Aku mengambil duduk di antara mereka. Para gadis belia, yang berusia belasan tahun. Persis seperti aku tiga tahun lalu. Kala di sini belajar seperti mereka. Sementara itu Bang Haikal mengambil duduk di depan. Sepertinya pelajaran akan dimulai. Momen yang sangat sulit kulupakan.

Aku selalu menyukai caranya bicara. Menjelaskan apa yang kami tulis dengan huruf “pego” berbahasa Jawa halus. Memang zaman sekarang makin jarang anak yang paham bahasa Jawa, meski mereka terlahir di pulau Jawa.

Tiba-tiba lelaki kalem itu tidak melanjutkan kajian, dia menutupnya. Para gadis dan beberapa pemuda yang berada di balik tirai yang dipasang di tengah surau, berkemas. Satu per satu menyalamiku, pamit.

Surau menjadi sunyi. Aku bangkit berjalan menuju teras. Ada rumah kecil di samping, seperti baru dibangun, belum dicat dan lantainya masih tanah. Aku duduk di atas ubin teras. Memandang bunga krisan yang berjajar rapi di halaman surau, asri. Kudengar langkahnya mendekat. Meletakkan kedua pantatnya tak jauh dariku. Sebuah tiang besar menjadi sekat di antara kami.

“Sudah selesai kuliahmu, Dek?”

Aku mengangguk. Rasanya sulit mengucap beberapa patah kata dari mulutku. Tapi aku ingin bicara banyak. Aku ingin sekarang, tak mau lagi kehilangan waktu yang berharga ini.

“Bang …,” aku memanggilnya.

Dia menoleh, menatapku sesaat. Lalu kembali tertunduk.

“Maafkan aku sudah pergi tanpa pamit. Aku ke seberang, menyelesaikan studiku, dan sekarang aku sudah sarjana, Bang. Hanya tiga tahun aku meraihnya. Aku ingin cepat-cepat pulang, menemuimu.” Terasa ada yang berdebar. Makin lama iramanya makin cepat. Aku harus menyelesaikan apa yang tertangguh sekarang.
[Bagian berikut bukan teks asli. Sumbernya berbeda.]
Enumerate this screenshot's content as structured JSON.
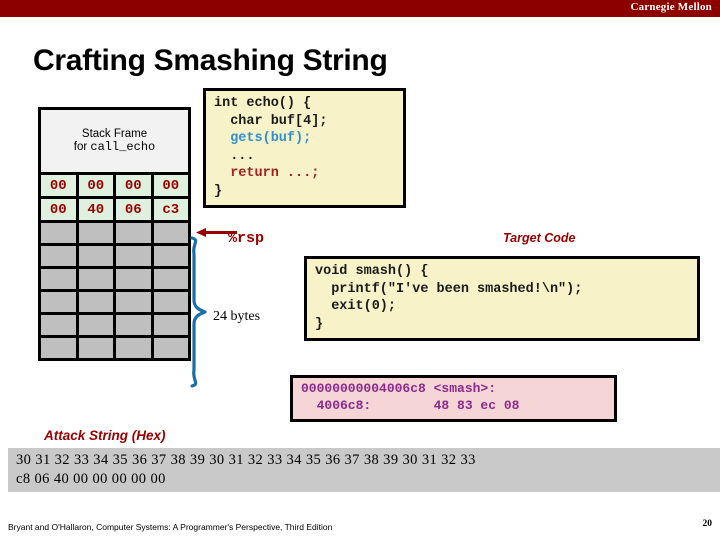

“Kukira kamu takkan pernah pulang, Dek. Maafkan aku. Aku putus asa mencarimu, dan lelah menunggumu.”

Dadaku berdesir, nyeri. Udara terasa begitu sesak seketika mendengar kalimatnya. Aku diam, begitu pula dia. Kami bersenandika dengan kesunyian.

“Ayaaah!”

Seorang anak lelaki berusia sekitar dua tahun berlari mendekati kami. Dia langsung menggelayut di pangkuan Bang Haikal. Hatiku mencelus. Apakah ini berarti semua harapan telah berakhir. Aku ….

“Hakim, salim sama Tante!” ucapnya lembut.

Aku mengulurkan tangan, bocah lelaki kecil itu menyambutnya dengan sopan.

“Dia anakmu?”

Tampak dia menarik napas dalam. Membiarkanku berkelahi dengan rasa sakit yang makin menyergap.

“Aku terpuruk, Dek, hampir gila mencarimu. Aku bahkan lupa makan dan tidur. Berhari-hari hanya mengendarai motor tuaku, mengelilingi desa, lalu melebar ke kota. Aku hampir mati mengenaskan.”

Cairan bening tak kuasa kubendung. Merembes di antara sela mata yang tertutup. Aku memang egois kala itu.

“Lalu?”

“Ibu dan Bapak berinisiatif menikahkanku. Awalnya aku tak mau dan kekeh menunggu. Tapi alasan usia yang sudah kepala tiga, dan Bapak yang sakit keras, membuatku menyerah pada keadaan. Aku menerima kehendak mereka.”

Dia menunduk, mengusap sudut matanya dengan punggung tangan. Aku tak berani berspekulasi dengan apa yang dia rasakan. Apakah sama denganku atau sebaliknya.

“Siapa?”

“Halimah.”

Tercekat aku mendengarnya. Nama itu tak asing di telingaku, sahabatku. Aku menatapnya lurus.

“Maafkan aku, Dek. Situasi tak terkendali saat itu. Maafkan aku.” Suaranya melirih, hampir tak terdengar.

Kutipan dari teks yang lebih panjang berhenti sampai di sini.